Yeah, I forgot to mention an essential item: I use the Latin-9
language environment, originally with an escaped multi-byte encoding.

> Well, what charset or characters do you use?  If you use the
> `escaped' character X, put the following lines in the *scratch*
> buffer.
> 
> (let ((c ?X))
>   (list
>    (+ 0 c)
>    (char-charset c)
>    (char-codepoint c)
>    (char-octet c)))
> 
> Then, type C-j in the end of the last line and let us know the
> result.  Note that the major-mode for the *scratch* buffer
> should be `lisp-interaction-mode'.

Aaargh, I don't seem to get the escaped encoding back... If you can't
figure it out based on what I give you below, I'll have to start over,
using an empty .emacs. No matter what I set
enable-multibyte-characters to, I have 8-bit encoding, according to
describe-language-environment. The "echo ... | mimencode" stuff inside
an emacs shell now works for both settings of
enable-multibyte-characters. However, a problem still exists for SEMI:

Original message showing three differently accented, lower-case a's,
enclosed and separated by four non-accented, upper-case A's:

To: Justus.Piater at inrialpes.fr
--text follows this line--
AàAâAáA

With enable-multibyte-characters=t, mime-edit preview shows empty
boxes for the three accented characters.

Message after mime-edit-exit:

To: Justus.Piater at inrialpes.fr
MIME-Version: 1.0 (generated by SEMI 1.14.3 - "Ushinoya")
Content-Type: text/plain; charset=UTF-8
Content-Transfer-Encoding: quoted-printable
--text follows this line--
A=EF=BF=BDA=EF=BF=BDA=EF=BF=BDA

which is wrong. All three different accented a's are encoded
identically as "=EF=BF=BD".

With enable-multibyte-characters=nil, the result is correctly:

To: Justus.Piater at inrialpes.fr
MIME-Version: 1.0 (generated by SEMI 1.14.3 - "Ushinoya")
Content-Type: text/plain; charset=UTF-8
Content-Transfer-Encoding: quoted-printable
--text follows this line--
A=E0A=E2A=E1A

When decoded, this gives garbage. I tried similar things using
ISO-8859-1 encoding instead of UTF-8, and that gives a different sort
of garbage.

> Hm, the word AbA? seems to have been corrupted in my mailbox.

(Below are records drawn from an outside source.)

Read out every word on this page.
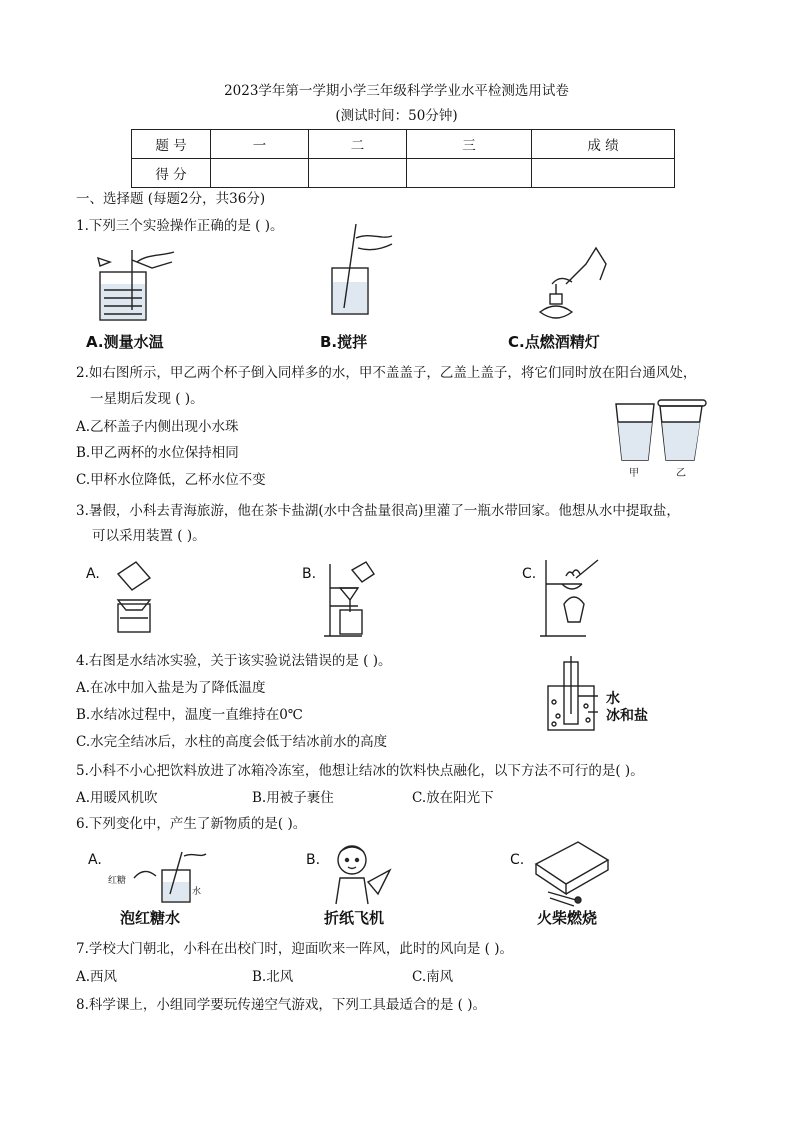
2023学年第一学期小学三年级科学学业水平检测选用试卷
(测试时间：50分钟)
题 号	一	二	三	成 绩
得 分				
一、选择题 (每题2分，共36分)
1.下列三个实验操作正确的是 ( )。
A.测量水温	B.搅拌	C.点燃酒精灯
2.如右图所示，甲乙两个杯子倒入同样多的水，甲不盖盖子，乙盖上盖子，将它们同时放在阳台通风处，
一星期后发现 ( )。
A.乙杯盖子内侧出现小水珠
B.甲乙两杯的水位保持相同
C.甲杯水位降低，乙杯水位不变	甲	乙
3.暑假，小科去青海旅游，他在茶卡盐湖(水中含盐量很高)里灌了一瓶水带回家。他想从水中提取盐，
可以采用装置 ( )。
A.	B.	C.
4.右图是水结冰实验，关于该实验说法错误的是 ( )。
A.在冰中加入盐是为了降低温度
B.水结冰过程中，温度一直维持在0℃
C.水完全结冰后，水柱的高度会低于结冰前水的高度
水
冰和盐
5.小科不小心把饮料放进了冰箱冷冻室，他想让结冰的饮料快点融化，以下方法不可行的是( )。
A.用暖风机吹	B.用被子裹住	C.放在阳光下
6.下列变化中，产生了新物质的是( )。
A.
红糖
水
泡红糖水
B.
折纸飞机
C.
火柴燃烧
7.学校大门朝北，小科在出校门时，迎面吹来一阵风，此时的风向是 ( )。
A.西风	B.北风	C.南风
8.科学课上，小组同学要玩传递空气游戏，下列工具最适合的是 ( )。
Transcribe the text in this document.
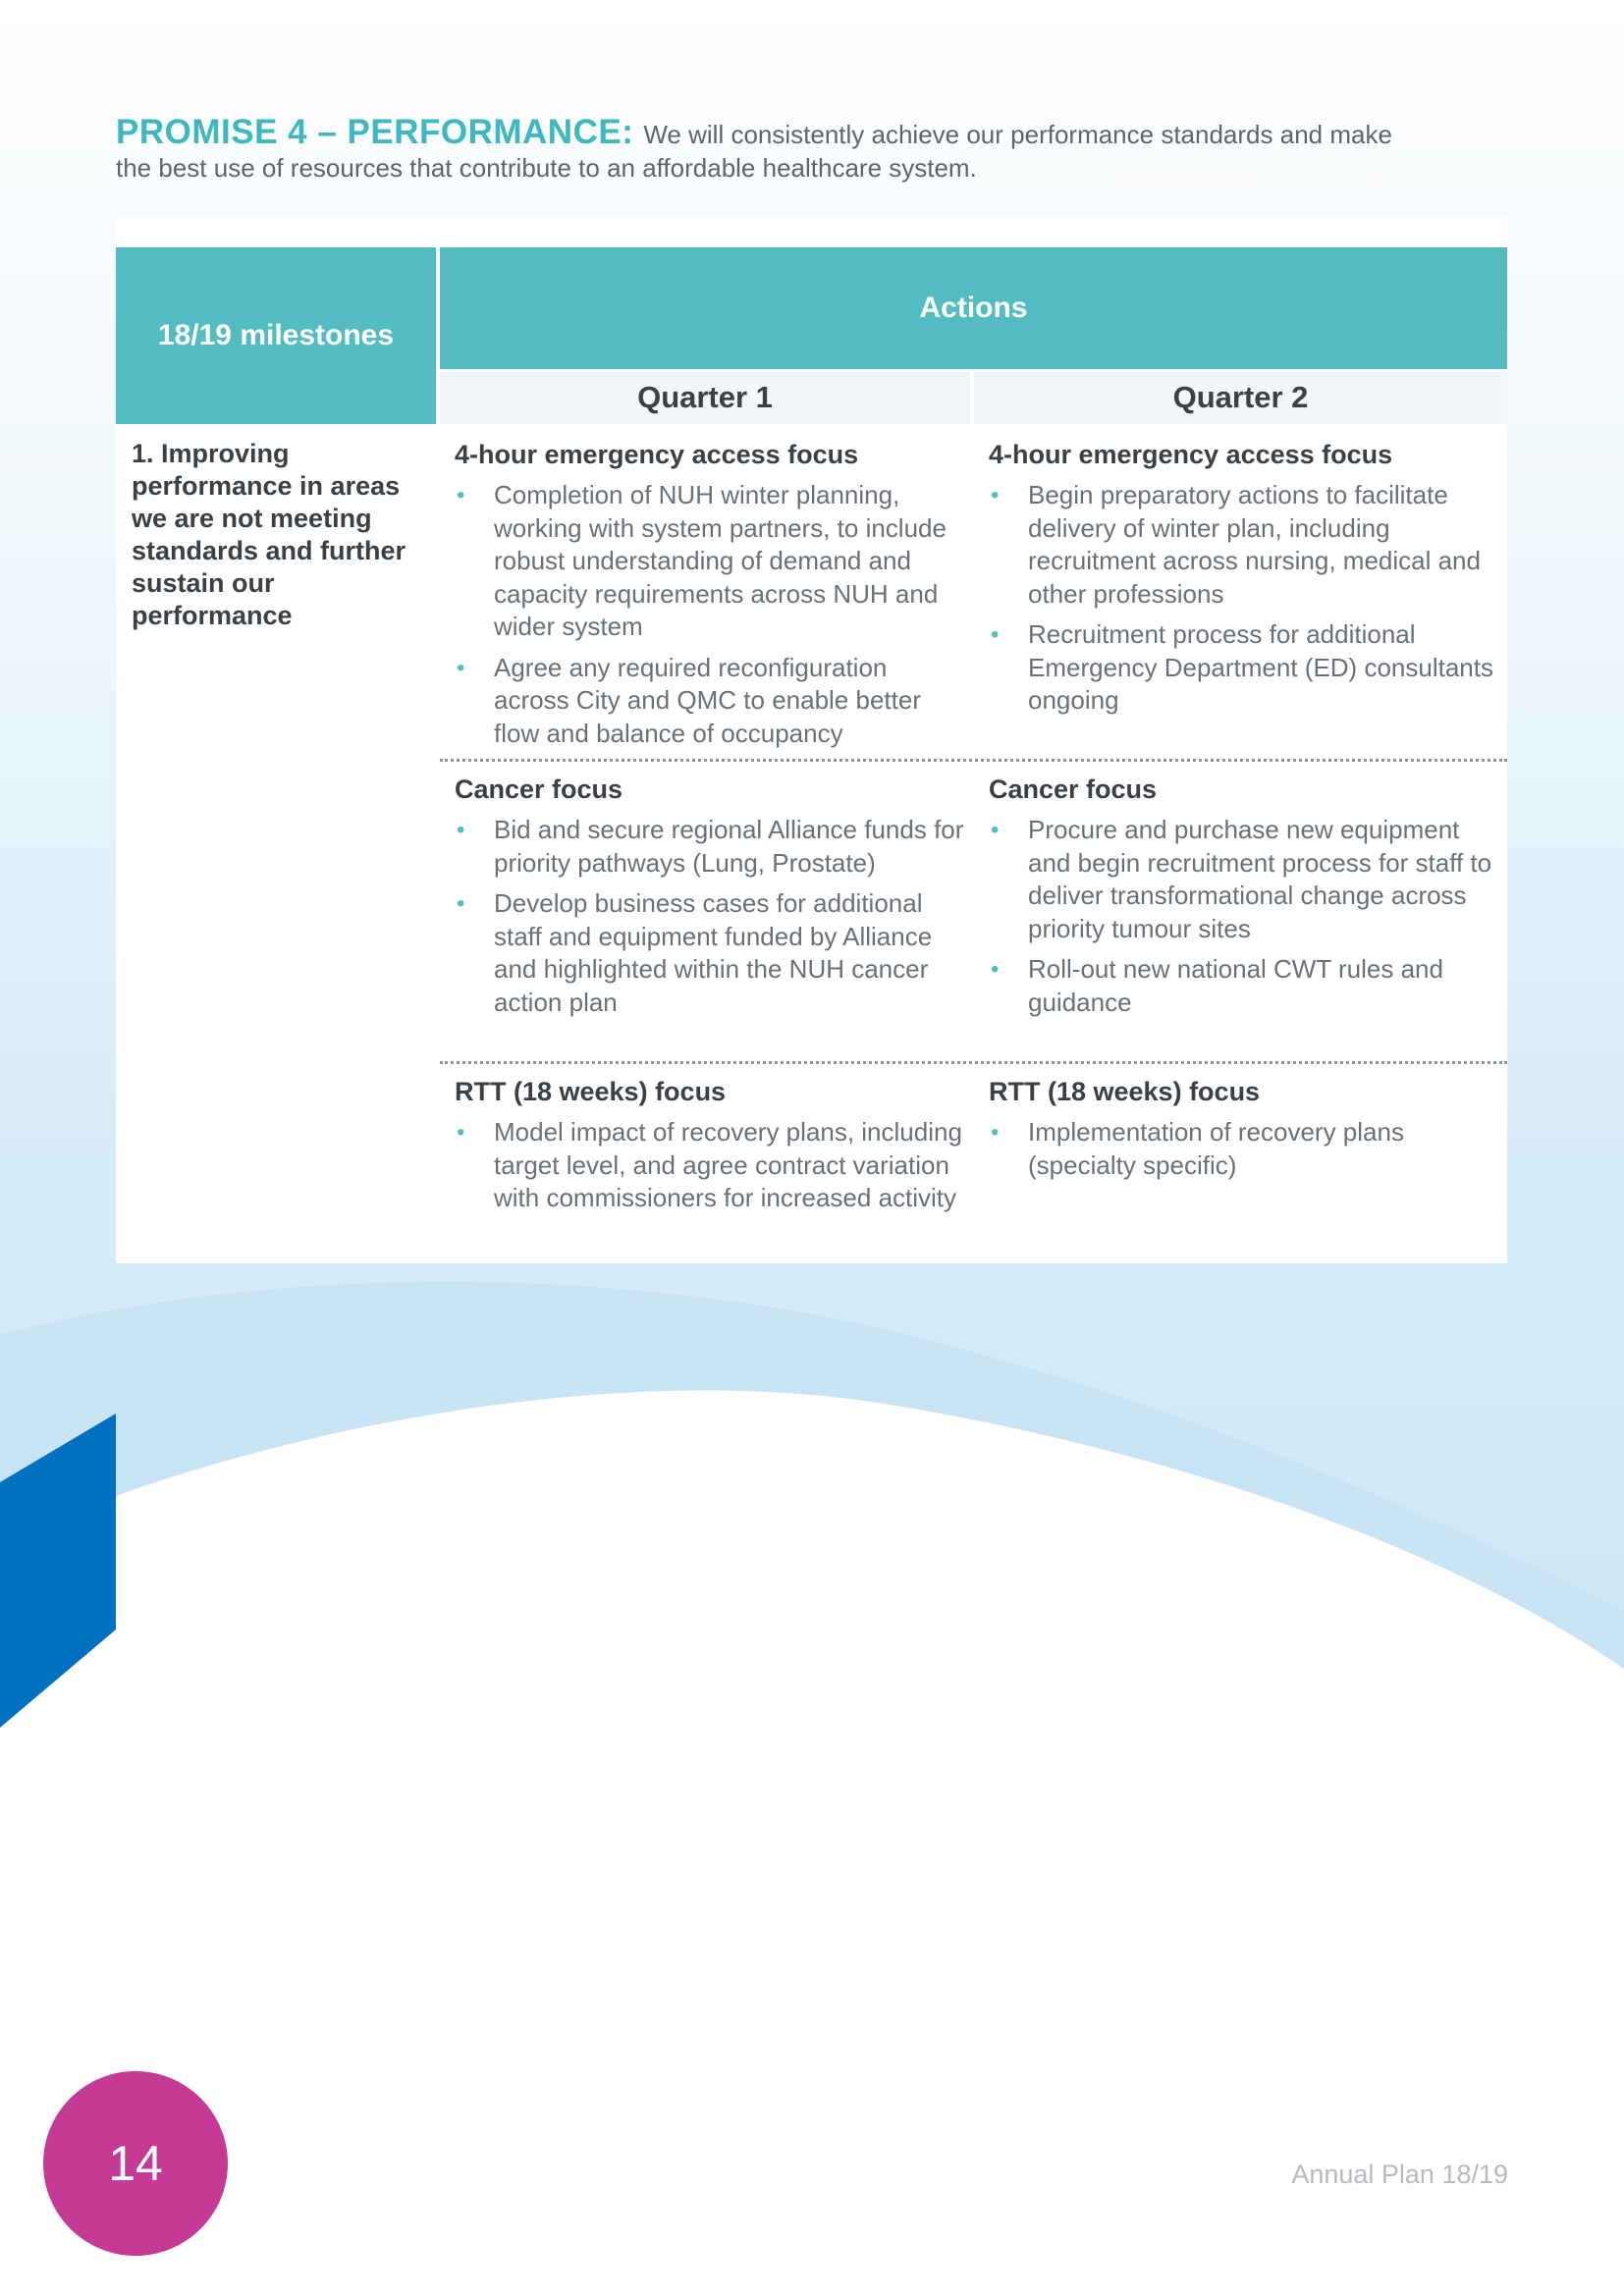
PROMISE 4 – PERFORMANCE: We will consistently achieve our performance standards and make the best use of resources that contribute to an affordable healthcare system.
18/19 milestones
Actions
Quarter 1	Quarter 2
1. Improving performance in areas we are not meeting standards and further sustain our performance
4-hour emergency access focus
• Completion of NUH winter planning, working with system partners, to include robust understanding of demand and capacity requirements across NUH and wider system
• Agree any required reconfiguration across City and QMC to enable better flow and balance of occupancy
4-hour emergency access focus
• Begin preparatory actions to facilitate delivery of winter plan, including recruitment across nursing, medical and other professions
• Recruitment process for additional Emergency Department (ED) consultants ongoing
Cancer focus
• Bid and secure regional Alliance funds for priority pathways (Lung, Prostate)
• Develop business cases for additional staff and equipment funded by Alliance and highlighted within the NUH cancer action plan
Cancer focus
• Procure and purchase new equipment and begin recruitment process for staff to deliver transformational change across priority tumour sites
• Roll-out new national CWT rules and guidance
RTT (18 weeks) focus
• Model impact of recovery plans, including target level, and agree contract variation with commissioners for increased activity
RTT (18 weeks) focus
• Implementation of recovery plans (specialty specific)
14	Annual Plan 18/19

Yes. The original sequence consists of three differently accented,
lower-case a's, enclosed and separated by non-accented, upper-case
A's.

> The raw message contains utf-8 and qp encoded "A=E0A=E2A=E2A".
> Isn't it correct?  Or just it was caused by the bug?

No, this sequence is correct.

Let me know how you are doing. If need be, I'll start with a clean
.emacs and try to give you specifics of something reproducible :-/
Clearly, I don't quite yet understand how the coding systems work in
emacs.

Justus

-- 
Justus Piater                             Projet PRIMA, GRAVIR-IMAG
http://www-prima.inrialpes.fr/piater/     INRIA Rhône-Alpes